そう、今「自給自足」などという雑誌までが刊行され、若い方たちの間で農が注目されいます。文部省も、地産地消に力を入れている。でも、鹿畑では、自分が食べるものを自分で作るのはあたりまえ。特別なことではないのです。

肉や魚以外のものは、ほぼ自家栽培でまかなわれています。米、豆、胡麻、葉野菜、根菜、果物、花___近所には、大きなショッピングモールもあるし、オーガニックマーケットもある。インターネットでなんでも取り寄せられる。

PIC00010鹿畑の田畑の多くは山間部の棚田で、平地で使われるような巨大な耕耘機も入らない。棚田を維持する土手の手入れも手がかかる。年に何度も草刈りが必要だし、田の形も様々。でも、代々受け継がれてきた美しい田畑は生きています。

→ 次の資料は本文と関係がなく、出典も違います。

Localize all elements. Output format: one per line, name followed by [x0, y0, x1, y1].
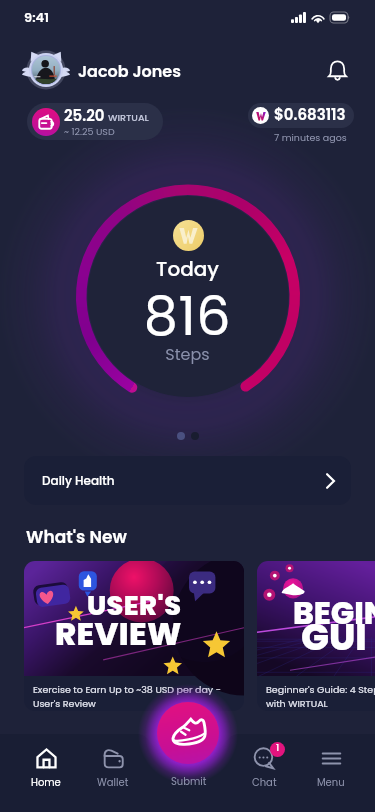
staticText: Submit: [171, 774, 207, 788]
button[interactable]: Menu: [301, 748, 361, 789]
staticText: Jacob Jones: [78, 60, 181, 82]
button[interactable]: Notifications: [321, 54, 353, 86]
button[interactable]: Wallet: [83, 748, 143, 789]
button[interactable]: Submit: [157, 702, 219, 764]
staticText: Daily Health: [42, 472, 115, 489]
staticText: USER'S: [87, 587, 182, 625]
staticText: 7 minutes agos: [274, 131, 347, 144]
staticText: 816: [0, 278, 375, 354]
button[interactable]: Chat: [234, 748, 294, 789]
staticText: GUI: [301, 611, 367, 663]
staticText: Wallet: [97, 775, 129, 789]
staticText: 9:41: [24, 8, 49, 26]
staticText: WIRTUAL: [108, 111, 149, 124]
staticText: ~ 12.25 USD: [64, 125, 115, 138]
staticText: 1: [276, 742, 280, 755]
staticText: Beginner's Guide: 4 Steps to Get Started…: [266, 683, 375, 710]
staticText: Chat: [252, 775, 277, 789]
button[interactable]: 25.20: [27, 103, 163, 140]
staticText: BEGIN: [293, 591, 375, 634]
button[interactable]: $0.683113: [248, 103, 354, 128]
staticText: 25.20: [64, 105, 105, 126]
staticText: Exercise to Earn Up to ~38 USD per day -…: [33, 683, 221, 710]
staticText: $0.683113: [274, 104, 346, 125]
staticText: Steps: [0, 343, 375, 365]
button[interactable]: USER'S: [24, 561, 244, 711]
button[interactable]: Home: [16, 748, 76, 789]
staticText: Home: [31, 775, 61, 789]
button[interactable]: Daily Health: [24, 456, 351, 505]
button[interactable]: BEGIN: [257, 561, 375, 711]
staticText: REVIEW: [55, 611, 182, 656]
staticText: Menu: [317, 775, 345, 789]
staticText: Today: [0, 255, 375, 283]
staticText: What's New: [26, 525, 127, 549]
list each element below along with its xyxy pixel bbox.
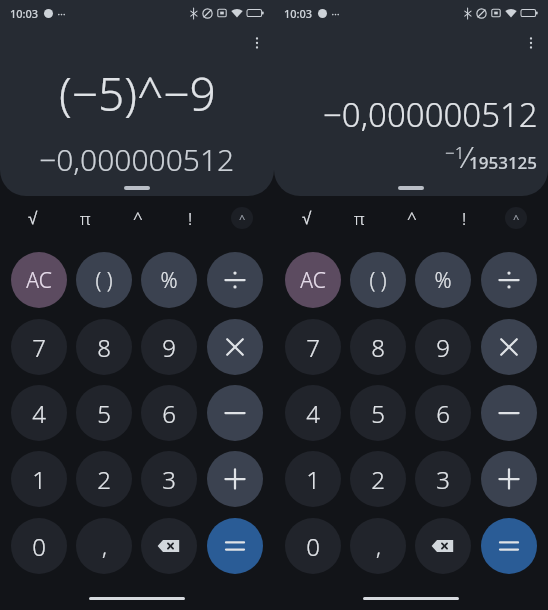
staticText: % bbox=[160, 266, 178, 295]
staticText: 4 bbox=[306, 397, 320, 430]
staticText: ( ) bbox=[369, 266, 387, 295]
button[interactable]: Divide bbox=[481, 252, 537, 308]
staticText: AC bbox=[300, 266, 326, 295]
staticText: ^ bbox=[407, 207, 417, 230]
staticText: ^ bbox=[133, 207, 143, 230]
staticText: 4 bbox=[32, 397, 46, 430]
button[interactable]: √ bbox=[280, 196, 333, 240]
staticText: ^ bbox=[513, 211, 520, 226]
button[interactable]: 9 bbox=[415, 319, 471, 375]
staticText: AC bbox=[26, 266, 52, 295]
staticText: ⁄ bbox=[465, 136, 469, 177]
staticText: 2 bbox=[371, 463, 385, 496]
staticText: 3 bbox=[436, 463, 450, 496]
staticText: 8 bbox=[371, 331, 385, 364]
button[interactable]: % bbox=[415, 252, 471, 308]
button[interactable]: Multiply bbox=[207, 319, 263, 375]
button[interactable]: 4 bbox=[11, 385, 67, 441]
staticText: , bbox=[102, 531, 107, 561]
button[interactable]: More options bbox=[240, 26, 274, 60]
staticText: −0,000000512 bbox=[39, 139, 235, 180]
button[interactable]: 3 bbox=[415, 451, 471, 507]
button[interactable]: Backspace bbox=[141, 518, 197, 574]
button[interactable]: Minus bbox=[481, 385, 537, 441]
button[interactable]: 7 bbox=[285, 319, 341, 375]
staticText: (−5)^−9 bbox=[59, 62, 216, 125]
button[interactable]: Plus bbox=[481, 451, 537, 507]
staticText: π bbox=[354, 207, 365, 230]
button[interactable]: 3 bbox=[141, 451, 197, 507]
staticText: 5 bbox=[371, 397, 385, 430]
button[interactable]: 8 bbox=[350, 319, 406, 375]
button[interactable]: % bbox=[141, 252, 197, 308]
button[interactable]: More options bbox=[514, 26, 548, 60]
staticText: 9 bbox=[162, 331, 176, 364]
button[interactable]: 7 bbox=[11, 319, 67, 375]
staticText: 9 bbox=[436, 331, 450, 364]
staticText: 7 bbox=[32, 331, 46, 364]
button[interactable]: 8 bbox=[76, 319, 132, 375]
button[interactable]: ! bbox=[438, 196, 490, 240]
button[interactable]: 5 bbox=[76, 385, 132, 441]
button[interactable]: ! bbox=[164, 196, 216, 240]
button[interactable]: 5 bbox=[350, 385, 406, 441]
button[interactable]: Equals bbox=[207, 518, 263, 574]
button[interactable]: π bbox=[333, 196, 386, 240]
button[interactable]: 1 bbox=[11, 451, 67, 507]
staticText: 0 bbox=[306, 530, 320, 563]
button[interactable]: 2 bbox=[350, 451, 406, 507]
staticText: 10:03 bbox=[284, 6, 313, 21]
button[interactable]: ^ bbox=[386, 196, 438, 240]
staticText: 8 bbox=[97, 331, 111, 364]
button[interactable]: Divide bbox=[207, 252, 263, 308]
staticText: % bbox=[434, 266, 452, 295]
staticText: ! bbox=[188, 207, 193, 230]
button[interactable]: 6 bbox=[141, 385, 197, 441]
button[interactable]: Collapse bbox=[505, 207, 527, 229]
button[interactable]: 6 bbox=[415, 385, 471, 441]
staticText: 6 bbox=[436, 397, 450, 430]
staticText: ( ) bbox=[95, 266, 113, 295]
button[interactable]: AC bbox=[11, 252, 67, 308]
button[interactable]: AC bbox=[285, 252, 341, 308]
button[interactable]: Plus bbox=[207, 451, 263, 507]
staticText: ^ bbox=[239, 211, 246, 226]
staticText: √ bbox=[28, 209, 38, 228]
button[interactable]: 2 bbox=[76, 451, 132, 507]
staticText: 5 bbox=[97, 397, 111, 430]
staticText: 2 bbox=[97, 463, 111, 496]
button[interactable]: ( ) bbox=[76, 252, 132, 308]
staticText: 1 bbox=[32, 463, 46, 496]
button[interactable]: 1 bbox=[285, 451, 341, 507]
staticText: √ bbox=[302, 209, 312, 228]
staticText: 7 bbox=[306, 331, 320, 364]
button[interactable]: Equals bbox=[481, 518, 537, 574]
button[interactable]: , bbox=[350, 518, 406, 574]
staticText: −1 bbox=[445, 141, 465, 164]
button[interactable]: 4 bbox=[285, 385, 341, 441]
staticText: 6 bbox=[162, 397, 176, 430]
button[interactable]: π bbox=[59, 196, 112, 240]
staticText: 10:03 bbox=[10, 6, 39, 21]
staticText: 0 bbox=[32, 530, 46, 563]
staticText: ! bbox=[462, 207, 467, 230]
button[interactable]: , bbox=[76, 518, 132, 574]
button[interactable]: Multiply bbox=[481, 319, 537, 375]
staticText: 1953125 bbox=[469, 151, 538, 174]
button[interactable]: √ bbox=[6, 196, 59, 240]
staticText: 1 bbox=[306, 463, 320, 496]
button[interactable]: 9 bbox=[141, 319, 197, 375]
staticText: , bbox=[376, 531, 381, 561]
button[interactable]: Backspace bbox=[415, 518, 471, 574]
button[interactable]: Minus bbox=[207, 385, 263, 441]
button[interactable]: 0 bbox=[11, 518, 67, 574]
staticText: 3 bbox=[162, 463, 176, 496]
staticText: −0,000000512 bbox=[323, 92, 538, 137]
button[interactable]: ^ bbox=[112, 196, 164, 240]
button[interactable]: Collapse bbox=[231, 207, 253, 229]
staticText: π bbox=[80, 207, 91, 230]
button[interactable]: ( ) bbox=[350, 252, 406, 308]
button[interactable]: 0 bbox=[285, 518, 341, 574]
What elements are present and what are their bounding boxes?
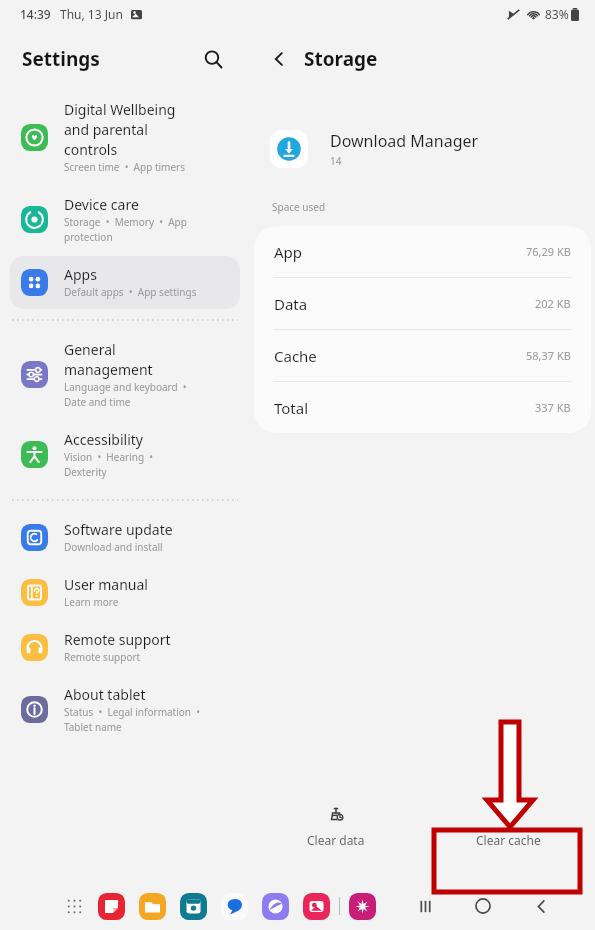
staticText: Download and install	[64, 540, 163, 554]
button[interactable]: Total	[254, 382, 591, 433]
staticText: Digital Wellbeing and parental controls	[64, 100, 176, 159]
staticText: Cache	[274, 346, 317, 366]
button[interactable]: Accessibility	[10, 421, 240, 489]
staticText: Data	[274, 294, 308, 314]
button[interactable]: User manual	[10, 566, 240, 619]
staticText: Space used	[272, 200, 326, 214]
button[interactable]: Search	[196, 42, 230, 76]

六月、谷の奥では源氏蛍が飛び交い、七月、八月は平家蛍がふんわりと漂っています。この生態系がいつまでも変わらないことを、私たちも願っています。

競争して作る。

IMG_8190そうこうするうちに、「お前んとこの大根ええなぁ!」と、皆で競争して作るようにもなり、だんだんと扱う品種も多くなりました。種苗の交換、育て方の情報交換も盛んになり、一人の生産者のテーブルに、沢山の品種が並ぶことも。そうして、時には、苗代の方が売値を上回るなどという珍しい品種のものに挑戦する人もでてきました。大和野菜、西洋野菜、中国野菜と育てる品種は様々です。

生野菜だけでなく、時には切り干し大根や花木の苗、お餅なども出品されます。丁寧に干された切り干し大根はもどしやすく、炊き上がりも柔らかいだけでなく、透明感があって口当たりもいい。

そうして、どれも自分で食べて美味しいものだけを届けたい。

露地野菜の良さは?

露地栽培の野菜とは、ハウスなどで環境をコントロールせず、文字通り屋根の無い畑で栽培するものです。この露地栽培は、季節や天候__日照、降雨、風、霜、雪、時には霰!__などの条件に影響を受けるので、野菜本来の性質にあった時期にしか収穫ができず、収量も施設栽培ほど多くは作れません。いつも不揃いで、傷があり、何もかも計測するのが難しいから一般の流通にのせられない。けれど、美味しい野菜。揃っていることが大事じゃない。味、あるいは安全が大事なのに。

IMG_8191減農薬、無農薬で作ろうと思うと、手がかかります。勿論、利益なんてぜんぜん無い。そこまでして作る露地物の良さとはなんでしょうか?朝露が下りた野菜。嚼んだ時、口一杯に広がるダイナミックなテイスト。どの野菜も、甘みと旨みに溢れている。

丹精込めて作った露地野菜は、お日さんにたくさんあたり、そして夜の寒気にあたり、生命力にあふれています。味だけでなく、栄養価も高いのが特徴です。

季節が大事。

そうして___真冬に「トマト無いか?」と聞かれても「季節ではないから無い」と答える。それは対応できないからではないんです。美味しくないから作らない。わたしたちはあるべき野菜の姿から、その本来の味を知ってもらえたら何より嬉しいのです。